SSX (grid scan) spot finding not parallelized and using a lot of memory
Using v3.14.2 (downloaded from website) on RHEL 8 computers. Datasets are collected as oscillations, though they should be considered stills. To convert the data to be seen as stills, we read datasets in as grid scans, 400 images (20x20). When we run the default spot finding algorithm, it insists on doing a couple of things that do not seem correct:
- running with only a single core (despite setting njobs or chunksize)
- constantly increasing in RAM usage until it crashes the process (when trying to spot find 4x 400 full Eiger 16M datasets - 256GB RAM). This actually works fine with a single dataset, but we wanted to test whether it can handle 4 full datasets. Note the output below is for 2x 400 image datasets, and seems to work ok.
dials.import as_grid_scan=True grid_size=20,20 directory=.
DIALS (2018) Acta Cryst. D74, 85-97. https://doi.org/10.1107/S2059798317017235 DIALS 3.14.2-gf955030ae-release The following parameters have been modified:
input { directory = "." as_grid_scan = True grid_size = 20 20 }
format: <class 'dxtbx.format.FormatNXmxEigerFilewriter.FormatNXmxEigerFilewriter'> num images: 800 sequences: still: 0 sweep: 0 num stills: 800
Writing experiments to imported.expt
dials.find_spots imported.expt
DIALS (2018) Acta Cryst. D74, 85-97. https://doi.org/10.1107/S2059798317017235 DIALS 3.14.2-gf955030ae-release The following parameters have been modified:
input { experiments = imported.expt }
Setting spotfinder.filter.min_spot_size=3 Configuring spot finder from input parameters
Finding strong spots in imageset 0
Finding spots in image 1 to 1... Setting nproc=128 Setting chunksize=1 Extracting strong pixels from images Using multiprocessing with 1 parallel job(s)
Found 1827 strong pixels on image 1
Hi @JunAishima; as an initial guess, does the setting dials.import convert_stills_to_sequences=true help at all? It looks like the NXmx file is being picked up as the original "Stills" processing (which dials.stills_process uses), instead of the "Sequence of Stills" form (which is better for running the normal dials tooling on still images).
I am also not certain "as_grid_scan" does anything useful and it could even be actively problematic in this situation.
If you import without that, does it "work right"?

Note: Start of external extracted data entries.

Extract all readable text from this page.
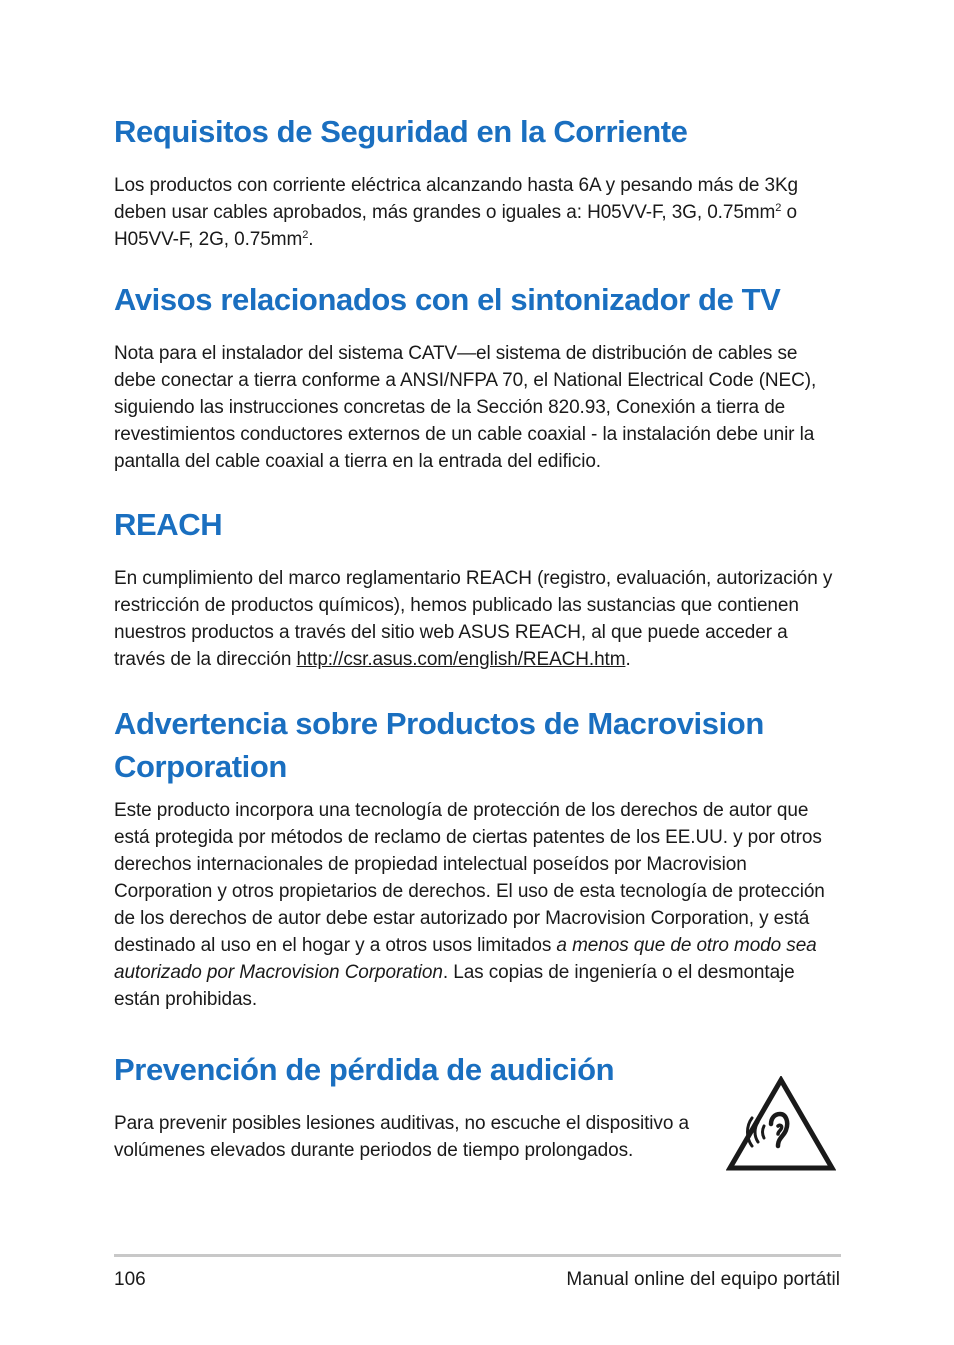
Requisitos de Seguridad en la Corriente

Los productos con corriente eléctrica alcanzando hasta 6A y pesando más de 3Kg
deben usar cables aprobados, más grandes o iguales a: H05VV-F, 3G, $0.75mm^2$ o
H05VV-F, 2G, $0.75mm^2$.

Avisos relacionados con el sintonizador de TV

Nota para el instalador del sistema CATV—el sistema de distribución de cables se debe conectar a tierra conforme a ANSI/NFPA 70, el National Electrical Code (NEC), siguiendo las instrucciones concretas de la Sección 820.93, Conexión a tierra de revestimientos conductores externos de un cable coaxial - la instalación debe unir la pantalla del cable coaxial a tierra en la entrada del edificio.

REACH

En cumplimiento del marco reglamentario REACH (registro, evaluación, autorización y restricción de productos químicos), hemos publicado las sustancias que contienen nuestros productos a través del sitio web ASUS REACH, al que puede acceder a través de la dirección http://csr.asus.com/english/REACH.htm.

Advertencia sobre Productos de Macrovision Corporation

Este producto incorpora una tecnología de protección de los derechos de autor que está protegida por métodos de reclamo de ciertas patentes de los EE.UU. y por otros derechos internacionales de propiedad intelectual poseídos por Macrovision Corporation y otros propietarios de derechos. El uso de esta tecnología de protección de los derechos de autor debe estar autorizado por Macrovision Corporation, y está destinado al uso en el hogar y a otros usos limitados a menos que de otro modo sea autorizado por Macrovision Corporation. Las copias de ingeniería o el desmontaje están prohibidas.

Prevención de pérdida de audición

Para prevenir posibles lesiones auditivas, no escuche el dispositivo a volúmenes elevados durante periodos de tiempo prolongados.

106	Manual online del equipo portátil
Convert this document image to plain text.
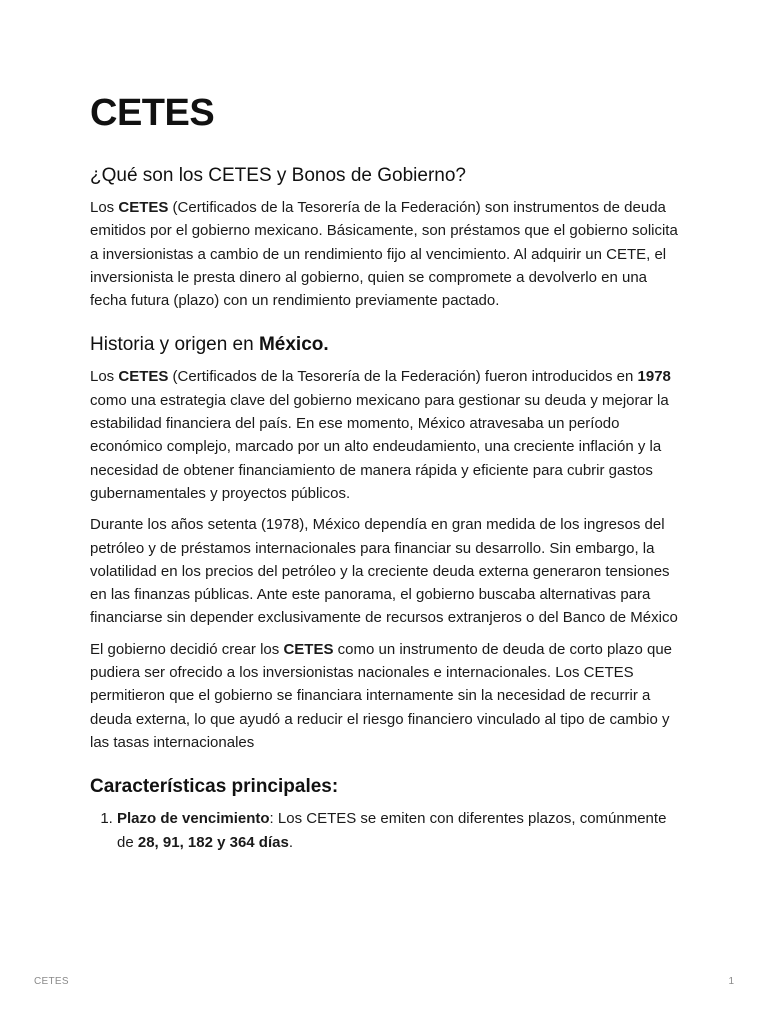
CETES
¿Qué son los CETES y Bonos de Gobierno?

Los CETES (Certificados de la Tesorería de la Federación) son instrumentos de deuda emitidos por el gobierno mexicano. Básicamente, son préstamos que el gobierno solicita a inversionistas a cambio de un rendimiento fijo al vencimiento. Al adquirir un CETE, el inversionista le presta dinero al gobierno, quien se compromete a devolverlo en una fecha futura (plazo) con un rendimiento previamente pactado.

Historia y origen en México.

Los CETES (Certificados de la Tesorería de la Federación) fueron introducidos en 1978 como una estrategia clave del gobierno mexicano para gestionar su deuda y mejorar la estabilidad financiera del país. En ese momento, México atravesaba un período económico complejo, marcado por un alto endeudamiento, una creciente inflación y la necesidad de obtener financiamiento de manera rápida y eficiente para cubrir gastos gubernamentales y proyectos públicos.

Durante los años setenta (1978), México dependía en gran medida de los ingresos del petróleo y de préstamos internacionales para financiar su desarrollo. Sin embargo, la volatilidad en los precios del petróleo y la creciente deuda externa generaron tensiones en las finanzas públicas. Ante este panorama, el gobierno buscaba alternativas para financiarse sin depender exclusivamente de recursos extranjeros o del Banco de México

El gobierno decidió crear los CETES como un instrumento de deuda de corto plazo que pudiera ser ofrecido a los inversionistas nacionales e internacionales. Los CETES permitieron que el gobierno se financiara internamente sin la necesidad de recurrir a deuda externa, lo que ayudó a reducir el riesgo financiero vinculado al tipo de cambio y las tasas internacionales

Características principales:
1. Plazo de vencimiento: Los CETES se emiten con diferentes plazos, comúnmente de 28, 91, 182 y 364 días.
CETES	1
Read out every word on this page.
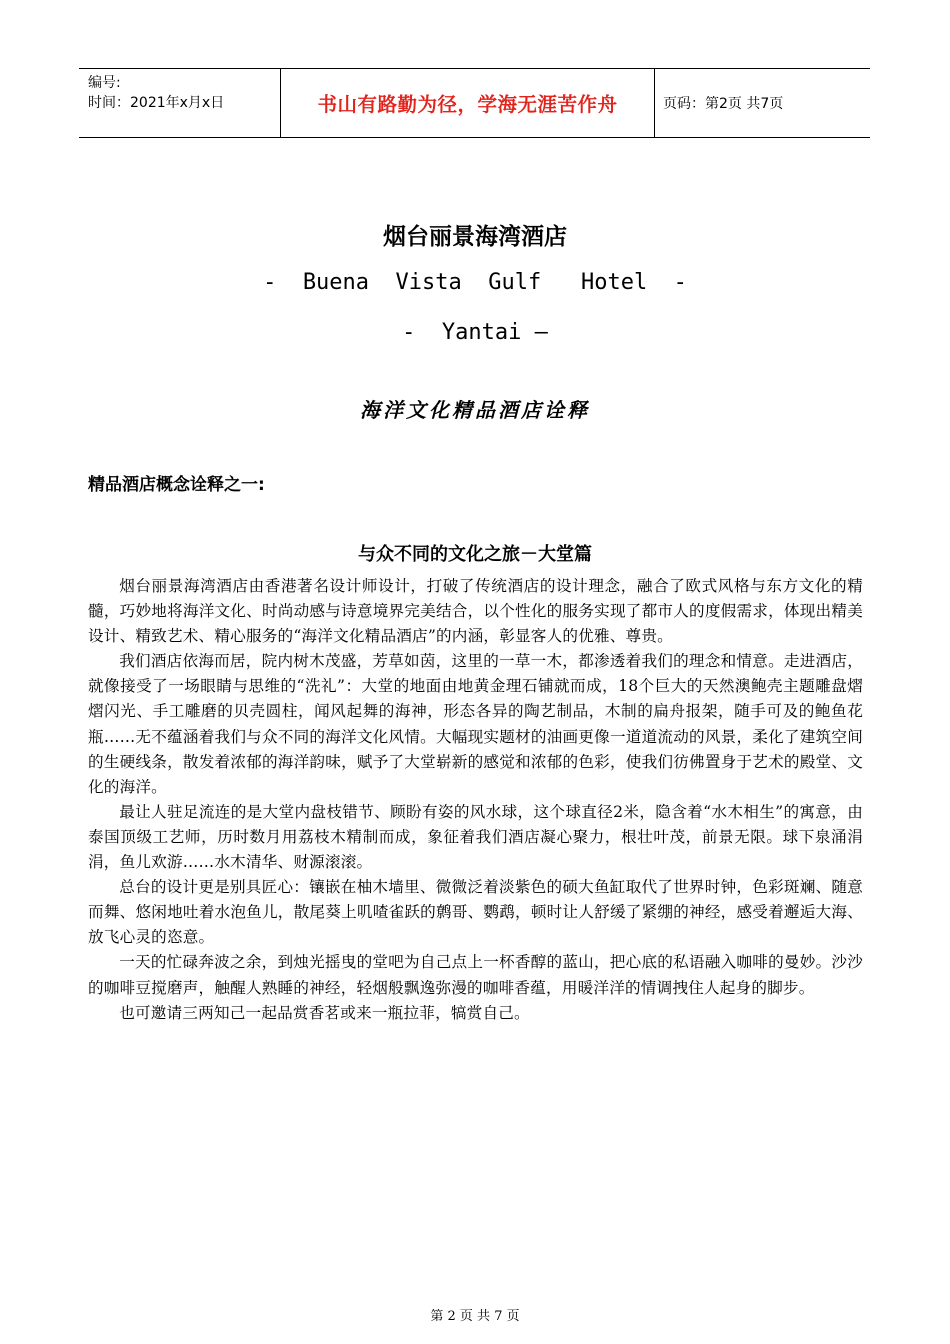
编号:
时间：2021年x月x日	书山有路勤为径，学海无涯苦作舟	页码：第2页 共7页
烟台丽景海湾酒店
-  Buena  Vista  Gulf   Hotel  -
-  Yantai –
海洋文化精品酒店诠释
精品酒店概念诠释之一:
与众不同的文化之旅－大堂篇

烟台丽景海湾酒店由香港著名设计师设计，打破了传统酒店的设计理念，融合了欧式风格与东方文化的精髓，巧妙地将海洋文化、时尚动感与诗意境界完美结合，以个性化的服务实现了都市人的度假需求，体现出精美设计、精致艺术、精心服务的“海洋文化精品酒店”的内涵，彰显客人的优雅、尊贵。

我们酒店依海而居，院内树木茂盛，芳草如茵，这里的一草一木，都渗透着我们的理念和情意。走进酒店，就像接受了一场眼睛与思维的“洗礼”：大堂的地面由地黄金理石铺就而成，18个巨大的天然澳鲍壳主题雕盘熠熠闪光、手工雕磨的贝壳圆柱，闻风起舞的海神，形态各异的陶艺制品，木制的扁舟报架，随手可及的鲍鱼花瓶……无不蕴涵着我们与众不同的海洋文化风情。大幅现实题材的油画更像一道道流动的风景，柔化了建筑空间的生硬线条，散发着浓郁的海洋韵味，赋予了大堂崭新的感觉和浓郁的色彩，使我们彷佛置身于艺术的殿堂、文化的海洋。

最让人驻足流连的是大堂内盘枝错节、顾盼有姿的风水球，这个球直径2米，隐含着“水木相生”的寓意，由泰国顶级工艺师，历时数月用荔枝木精制而成，象征着我们酒店凝心聚力，根壮叶茂，前景无限。球下泉涌涓涓，鱼儿欢游……水木清华、财源滚滚。

总台的设计更是别具匠心：镶嵌在柚木墙里、微微泛着淡紫色的硕大鱼缸取代了世界时钟，色彩斑斓、随意而舞、悠闲地吐着水泡鱼儿，散尾葵上叽喳雀跃的鹩哥、鹦鹉，顿时让人舒缓了紧绷的神经，感受着邂逅大海、放飞心灵的恣意。

一天的忙碌奔波之余，到烛光摇曳的堂吧为自己点上一杯香醇的蓝山，把心底的私语融入咖啡的曼妙。沙沙的咖啡豆搅磨声，触醒人熟睡的神经，轻烟般飘逸弥漫的咖啡香蕴，用暖洋洋的情调拽住人起身的脚步。

也可邀请三两知己一起品赏香茗或来一瓶拉菲，犒赏自己。

第 2 页 共 7 页
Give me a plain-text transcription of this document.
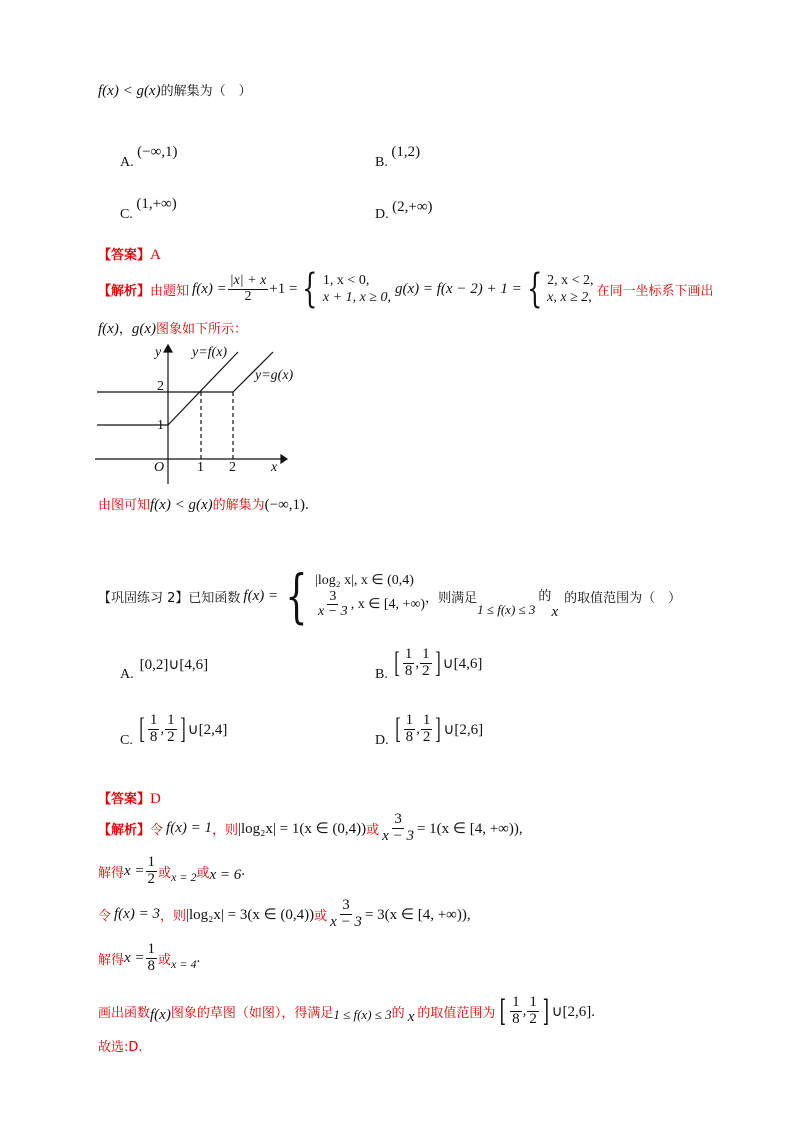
f(x) < g(x)的解集为（　）
A. (−∞,1)
B. (1,2)
C. (1,+∞)
D. (2,+∞)
【答案】A
【解析】 由题知 $f(x) = \frac{|x| + x}{2} +1$ = { 1, x < 0,
x + 1, x ≥ 0,
g(x) = f(x − 2) + 1 = { 2, x < 2,
x, x ≥ 2, 在同一坐标系下画出
f(x)，g(x)图象如下所示：
y
x
O 1 2
1
2
y=f(x)
y=g(x)
由图可知f(x) < g(x)的解集为(−∞,1).
【巩固练习 2】 已知函数 f(x) = { |log₂ x|, x ∈ (0,4)
$\frac{3}{x - 3}$ , x ∈ [4, +∞) ，则满足
1 ≤ f(x) ≤ 3
的
x
的取值范围为（　）
A.
[0,2]∪[4,6]
B. [ $\frac{1}{8}$ , $\frac{1}{2}$ ] ∪[4,6]
C. [ $\frac{1}{8}$ , $\frac{1}{2}$ ] ∪[2,4]
D. [ $\frac{1}{8}$ , $\frac{1}{2}$ ] ∪[2,6]
【答案】D
【解析】 令 f(x) = 1 ，则 |log₂x| = 1(x ∈ (0,4)) 或 $\frac{3}{x - 3} = 1(x$ ∈ [4, +∞)),
解得 $x = \frac{1}{2}$ 或 x = 2 或 x = 6 .
令 f(x) = 3 ，则 |log₂x| = 3(x ∈ (0,4)) 或 $\frac{3}{x - 3} = 3(x$ ∈ [4, +∞)),
解得 $x = \frac{1}{8}$ 或 x = 4 .
画出函数 f(x) 图象的草图（如图），得满足 1 ≤ f(x) ≤ 3 的 x 的取值范围为 [ $\frac{1}{8}$ , $\frac{1}{2}$ ] ∪[2,6].
故选:D.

I am also not certain "as_grid_scan" does anything useful and it could even be actively problematic in this situation.
If you import without that, does it "work right"?
In the case of a set of still images whose metadata is shown as an oscillation dataset, we needed to use the as_grid_scan option. Otherwise, we get nothing useful by the time we try indexing.
Is there a good description for exactly what as_grid_scan does? It seemed to tell DIALS that our dataset is a bunch of stills, which was useful for the way these datasets were collected.
Hi @JunAishima; as an initial guess, does the setting
dials.import convert_stills_to_sequences=truehelp at all? It looks like the NXmx file is being picked up as the original "Stills" processing (whichdials.stills_processuses), instead of the "Sequence of Stills" form (which is better for running the normal dials tooling on still images).
Thanks for this tip - looks like we are now able to get each dataset processed as a group, so each image isn't processed individually! It was previously taking 10s of minutes on a fast computer (and using a lot of RAM), but it's taking just a few minutes for spotfinding now!
Appreciate that the problem is fixed, however as documentation you can also override the rotation on import, with geometry.scan.oscillation=0,0 I think
Appreciate that the problem is fixed, however as documentation you can also override the rotation on import, with
geometry.scan.oscillation=0,0I think
Thanks for this as well! Will give it a try next time. Just in time for #2452 it sounds like...
I came across this memory issue on an NXmx file I created from the SACLA CITIUS 20.2M detector. As suggested by @ndevenish, convert_stills_to_sequences=True solved the problem. This problem occurs on non-NXmx still data as well, at least on MPCCD (see SACLA-MPCCD-Phase3-21528-5images.h5 in dials-data).
@ndevenish @graeme-winter
Perhaps we should make convert_stills_to_sequences=True the default. Or mention this in the SSX processing guide at least?